Empezaste tu carrera artística en los 80. ¿Cómo percibís a la sociedad uruguaya en relación con temas como la sexualidad? ¿Más abierta? ¿Menos hipócrita? ¿Igual que siempre?

Es más abierta, porque de hecho ves parejas caminando de la mano o besándose y ya no está aquel horror que le causaba a doña Rosa y don Pepe. Pero sigue nuestra sociedad siendo un poco hipócrita, para qué lo vamos a negar. Acá y en Francia, cuando se sigue sin aceptar muchos derechos. Aunque se sigue avanzando y cada vez más rápido.

Me siento un poco viejo o desubicado al ver la libertad con la que van los jóvenes por la calle, y lo celebro, lo aplaudo, pero a mí, que vengo de tantos años en los que la comunidad gay estaba sometida, me llama mucho la atención.

En mi vida el valor más preciado es la libertad. Para cualquier ser humano. Soy de una cabeza muy socialista: quiero para todos las mismas oportunidades. Cuando digo esto hay gente que enseguida piensa en la política: comunista, frenteamplista. No, socialista. Quiero vivir con libertad y que todos puedan disfrutar de una vida plena.

Da la impresión de que sos un tipo que resuelve todo sin dudarlo demasiado.

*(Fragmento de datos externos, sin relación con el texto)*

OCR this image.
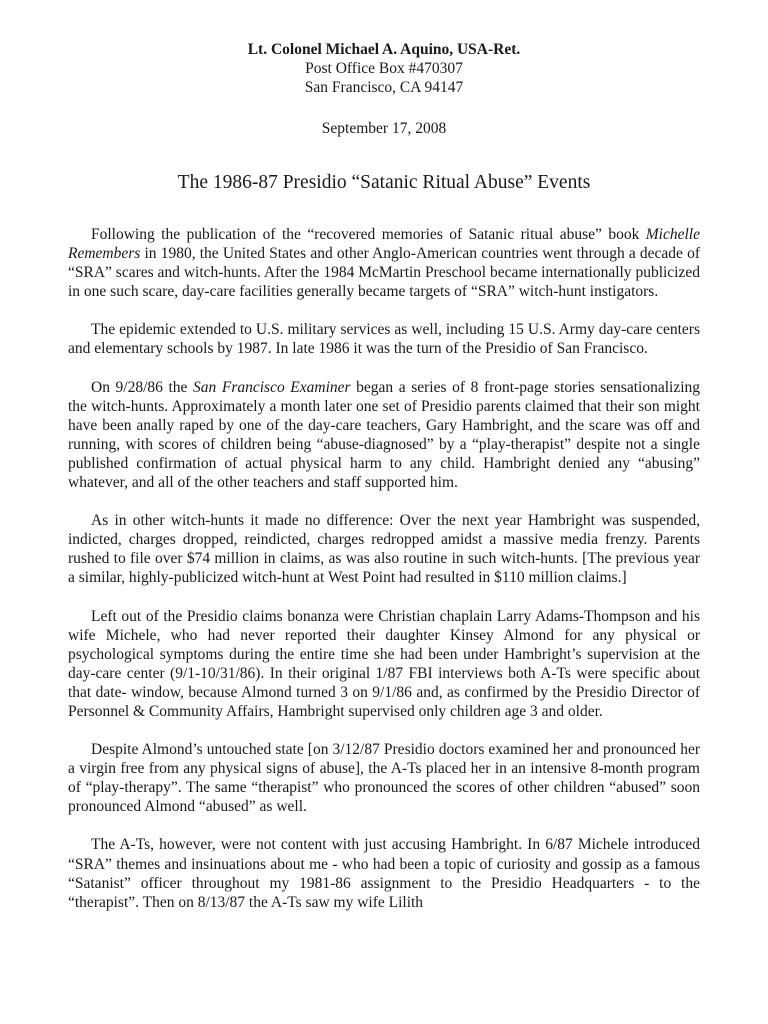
Lt. Colonel Michael A. Aquino, USA-Ret.
Post Office Box #470307
San Francisco, CA 94147
September 17, 2008
The 1986-87 Presidio “Satanic Ritual Abuse” Events

Following the publication of the “recovered memories of Satanic ritual abuse” book Michelle Remembers in 1980, the United States and other Anglo-American countries went through a decade of “SRA” scares and witch-hunts. After the 1984 McMartin Preschool became internationally publicized in one such scare, day-care facilities generally became targets of “SRA” witch-hunt instigators.

The epidemic extended to U.S. military services as well, including 15 U.S. Army day-care centers and elementary schools by 1987. In late 1986 it was the turn of the Presidio of San Francisco.

On 9/28/86 the San Francisco Examiner began a series of 8 front-page stories sensationalizing the witch-hunts. Approximately a month later one set of Presidio parents claimed that their son might have been anally raped by one of the day-care teachers, Gary Hambright, and the scare was off and running, with scores of children being “abuse-diagnosed” by a “play-therapist” despite not a single published confirmation of actual physical harm to any child. Hambright denied any “abusing” whatever, and all of the other teachers and staff supported him.

As in other witch-hunts it made no difference: Over the next year Hambright was suspended, indicted, charges dropped, reindicted, charges redropped amidst a massive media frenzy. Parents rushed to file over $74 million in claims, as was also routine in such witch-hunts. [The previous year a similar, highly-publicized witch-hunt at West Point had resulted in $110 million claims.]

Left out of the Presidio claims bonanza were Christian chaplain Larry Adams-Thompson and his wife Michele, who had never reported their daughter Kinsey Almond for any physical or psychological symptoms during the entire time she had been under Hambright’s supervision at the day-care center (9/1-10/31/86). In their original 1/87 FBI interviews both A-Ts were specific about that date- window, because Almond turned 3 on 9/1/86 and, as confirmed by the Presidio Director of Personnel & Community Affairs, Hambright supervised only children age 3 and older.

Despite Almond’s untouched state [on 3/12/87 Presidio doctors examined her and pronounced her a virgin free from any physical signs of abuse], the A-Ts placed her in an intensive 8-month program of “play-therapy”. The same “therapist” who pronounced the scores of other children “abused” soon pronounced Almond “abused” as well.

The A-Ts, however, were not content with just accusing Hambright. In 6/87 Michele introduced “SRA” themes and insinuations about me - who had been a topic of curiosity and gossip as a famous “Satanist” officer throughout my 1981-86 assignment to the Presidio Headquarters - to the “therapist”. Then on 8/13/87 the A-Ts saw my wife Lilith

Mirá, no hay nada que te duela más en la vida que la pobreza. Yo tengo un refugio en la esquina, y otro a una cuadra. La tristeza que ves en la gente mayor que está viviendo en la calle me duele de una manera que no te puedo explicar. Entonces, si voy al súper compro algo, se los llevo y les digo: compartan esto, muchachos. No dudo. Con otra señora hago lo mismo. Yo no sé si el día de mañana no voy a estar en el lugar de ella. O vas al Hospital de Clínicas y ves un montón de gente con la misma pobreza, esperando horas para que la atiendan. Considero que he tenido la gran suerte de haber estado rodeado toda la vida de gente muy humilde, porque me permitió aprender a valorar lo poco o mucho que tenía. También aprendí a relacionarme de la misma forma con personas que no tienen problemas económicos.

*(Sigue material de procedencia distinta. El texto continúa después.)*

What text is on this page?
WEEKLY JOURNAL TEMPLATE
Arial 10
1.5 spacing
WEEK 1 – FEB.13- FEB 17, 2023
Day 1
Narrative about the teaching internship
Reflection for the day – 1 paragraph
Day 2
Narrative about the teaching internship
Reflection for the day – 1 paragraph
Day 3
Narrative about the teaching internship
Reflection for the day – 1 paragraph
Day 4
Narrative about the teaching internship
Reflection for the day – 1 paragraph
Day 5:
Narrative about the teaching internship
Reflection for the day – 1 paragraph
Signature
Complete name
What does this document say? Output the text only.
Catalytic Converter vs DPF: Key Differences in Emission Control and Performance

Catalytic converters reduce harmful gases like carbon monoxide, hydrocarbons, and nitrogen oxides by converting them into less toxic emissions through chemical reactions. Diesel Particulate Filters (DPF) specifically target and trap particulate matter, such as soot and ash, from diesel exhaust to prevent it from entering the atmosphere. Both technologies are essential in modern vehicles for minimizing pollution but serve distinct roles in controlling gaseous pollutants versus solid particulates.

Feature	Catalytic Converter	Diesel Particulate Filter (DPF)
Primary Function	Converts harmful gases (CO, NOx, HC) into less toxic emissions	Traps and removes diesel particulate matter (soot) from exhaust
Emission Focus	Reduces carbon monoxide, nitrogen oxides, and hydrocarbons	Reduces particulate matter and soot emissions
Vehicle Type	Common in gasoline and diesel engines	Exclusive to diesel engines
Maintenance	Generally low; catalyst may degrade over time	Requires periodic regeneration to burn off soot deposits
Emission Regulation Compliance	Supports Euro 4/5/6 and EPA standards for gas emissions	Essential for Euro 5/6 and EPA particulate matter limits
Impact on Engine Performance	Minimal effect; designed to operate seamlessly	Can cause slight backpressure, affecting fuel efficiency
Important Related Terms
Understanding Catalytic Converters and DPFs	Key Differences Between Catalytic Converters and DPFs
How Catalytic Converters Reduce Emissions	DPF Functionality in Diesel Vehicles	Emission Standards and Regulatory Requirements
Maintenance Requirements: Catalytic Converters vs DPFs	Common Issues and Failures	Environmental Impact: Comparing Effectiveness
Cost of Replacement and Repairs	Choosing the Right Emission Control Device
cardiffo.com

La pandemia me enseñó mucho, entré en una filosofía de minimalismo que me ayudó a pasar mejor todo ese tiempo: viví con lo justo y necesario. En 1989, cuando fui por primera vez a Estados Unidos, como buen gurí me dije: “Con lo que gane me voy a comprar cuatro camperas, un par de pantalones Levi’s y no sé cuántas cosas más”. Un amigo que estaba allá me dijo: “¿Para qué querés tanta cosa?”. Y cuando empezó la pandemia me acordé de eso. Yo siempre fui muy fanático de los relojes, y ahora regalé la mayoría de los que tenía.

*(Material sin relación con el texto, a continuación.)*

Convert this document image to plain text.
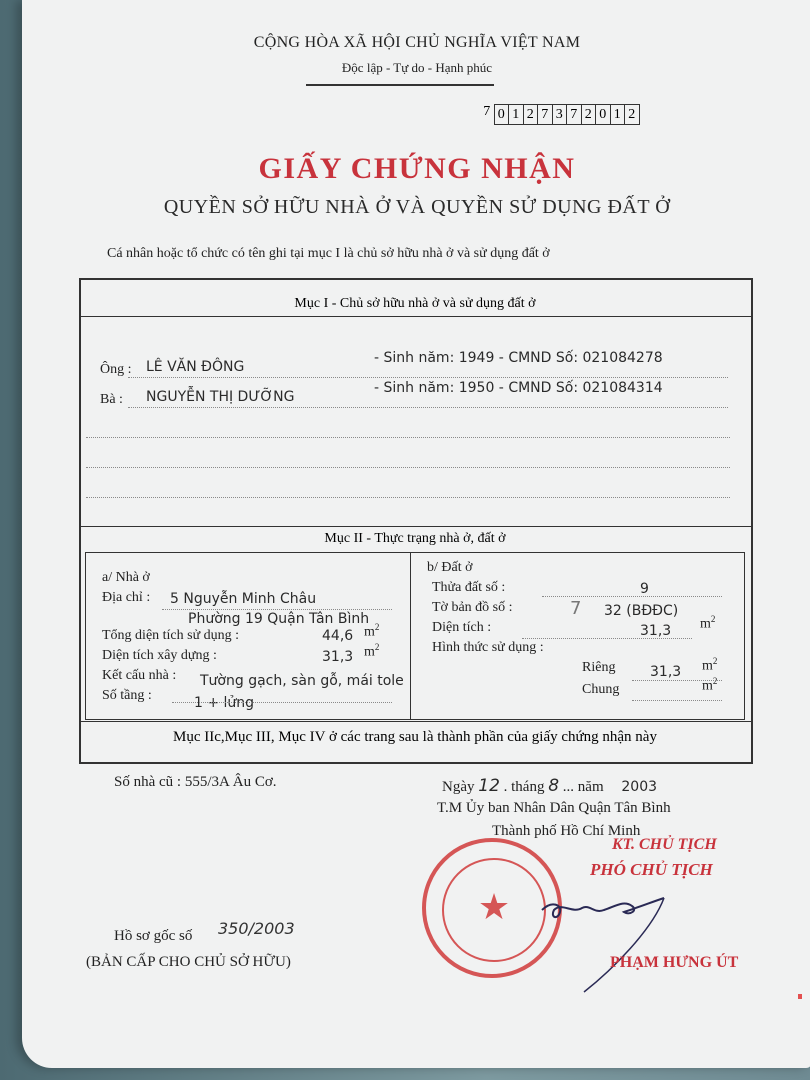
CỘNG HÒA XÃ HỘI CHỦ NGHĨA VIỆT NAM
Độc lập - Tự do - Hạnh phúc
7 0 1 2 7 3 7 2 0 1 2
GIẤY CHỨNG NHẬN
QUYỀN SỞ HỮU NHÀ Ở VÀ QUYỀN SỬ DỤNG ĐẤT Ở
Cá nhân hoặc tổ chức có tên ghi tại mục I là chủ sở hữu nhà ở và sử dụng đất ở
Mục I - Chủ sở hữu nhà ở và sử dụng đất ở
Ông : LÊ VĂN ĐÔNG
- Sinh năm: 1949 - CMND Số: 021084278
Bà : NGUYỄN THỊ DƯỠNG
- Sinh năm: 1950 - CMND Số: 021084314
Mục II - Thực trạng nhà ở, đất ở
a/ Nhà ở
Địa chỉ : 5 Nguyễn Minh Châu
Phường 19 Quận Tân Bình
Tổng diện tích sử dụng :	44,6 $m^2$
Diện tích xây dựng :	31,3 $m^2$
Kết cấu nhà : Tường gạch, sàn gỗ, mái tole
Số tầng :	1 + lửng
b/ Đất ở
Thửa đất số :	9
Tờ bản đồ số :	7 32 (BĐĐC)
Diện tích :	31,3 $m^2$
Hình thức sử dụng :
Riêng 31,3 $m^2$
Chung	$m^2$
Mục IIc,Mục III, Mục IV ở các trang sau là thành phần của giấy chứng nhận này
Số nhà cũ : 555/3A Âu Cơ.	Ngày 12 . tháng 8 ... năm 2003
T.M Ủy ban Nhân Dân Quận Tân Bình
Thành phố Hồ Chí Minh
KT. CHỦ TỊCH
PHÓ CHỦ TỊCH
★
PHẠM HƯNG ÚT
Hồ sơ gốc số 350/2003
(BẢN CẤP CHO CHỦ SỞ HỮU)
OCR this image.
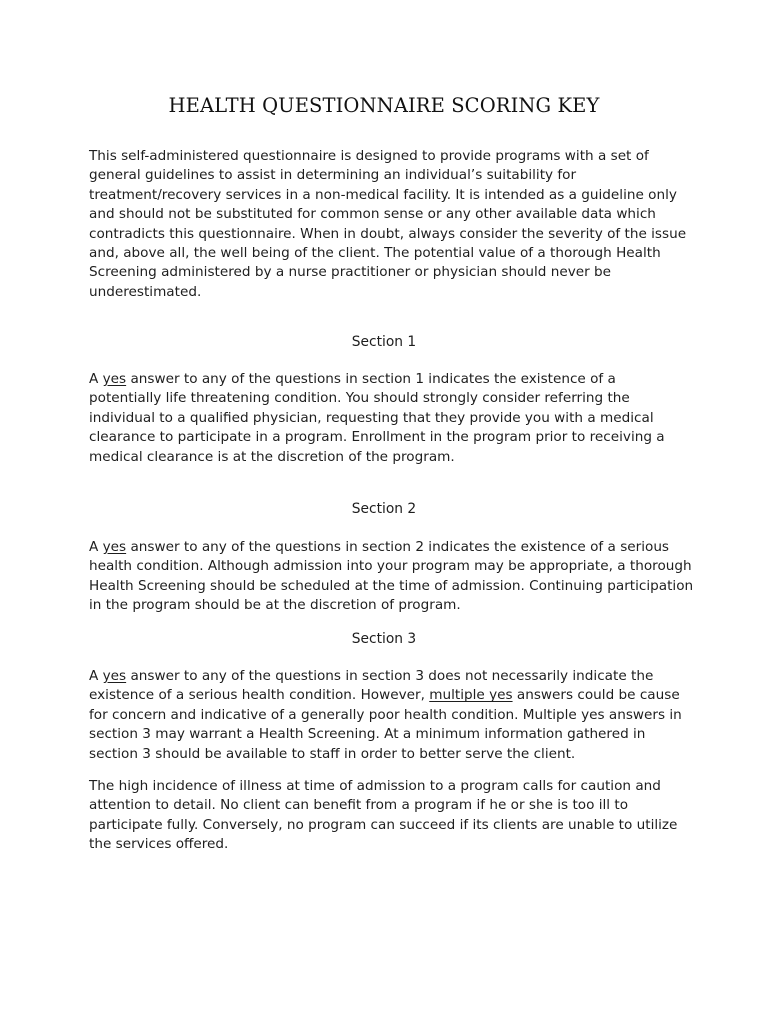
HEALTH QUESTIONNAIRE SCORING KEY
This self-administered questionnaire is designed to provide programs with a set of
general guidelines to assist in determining an individual’s suitability for
treatment/recovery services in a non-medical facility. It is intended as a guideline only
and should not be substituted for common sense or any other available data which
contradicts this questionnaire. When in doubt, always consider the severity of the issue
and, above all, the well being of the client. The potential value of a thorough Health
Screening administered by a nurse practitioner or physician should never be
underestimated.
Section 1
A yes answer to any of the questions in section 1 indicates the existence of a
potentially life threatening condition. You should strongly consider referring the
individual to a qualified physician, requesting that they provide you with a medical
clearance to participate in a program. Enrollment in the program prior to receiving a
medical clearance is at the discretion of the program.
Section 2
A yes answer to any of the questions in section 2 indicates the existence of a serious
health condition. Although admission into your program may be appropriate, a thorough
Health Screening should be scheduled at the time of admission. Continuing participation
in the program should be at the discretion of program.
Section 3
A yes answer to any of the questions in section 3 does not necessarily indicate the
existence of a serious health condition. However, multiple yes answers could be cause
for concern and indicative of a generally poor health condition. Multiple yes answers in
section 3 may warrant a Health Screening. At a minimum information gathered in
section 3 should be available to staff in order to better serve the client.
The high incidence of illness at time of admission to a program calls for caution and
attention to detail. No client can benefit from a program if he or she is too ill to
participate fully. Conversely, no program can succeed if its clients are unable to utilize
the services offered.
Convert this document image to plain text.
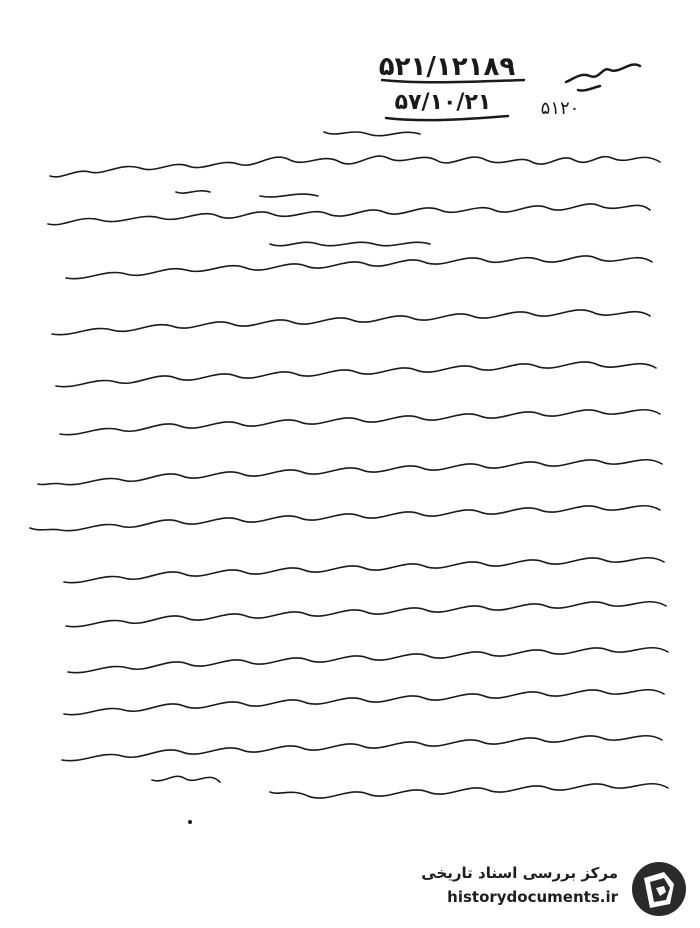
۵۲۱/۱۲۱۸۹
۵۷/۱۰/۲۱	۵۱۲۰
مرکز بررسی اسناد تاریخی
historydocuments.ir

Yo llegaba especialmente a mi casa para ver Decalegrón. ¿Cómo recordás a aquel elenco?

Hace un par de años se habló bastante sobre el carácter de algunos integrantes del elenco. En lo personal te digo que para mí era una fiesta. Yo estuve seis meses en la calle Corrientes con la Fausta y me tomaba el ferry bien temprano para no faltar nunca a una grabación del programa. [Ricardo] Espalter era un tipo extraordinario. Yo lo jodía mucho, le hacía bromas. Y Eduardo D’Angelo era el más compinche de todos.

¿Quién era el que ponía orden?

Julio Frade. Espalter en algunas cosas le hacía caso y en otras se iba al carajo. D’Angelo me decía por lo bajo: “Dale, meté tal cosa”. Y yo probaba y esas cosas terminaban funcionando. Graciela Rodríguez estaba divertidísima. Pelusa [Vera], otra genia. Después fueron partiendo todos: Ximena, Mecha Bustos. Los años pasan y me doy cuenta de que al artista la vida se le va rápido.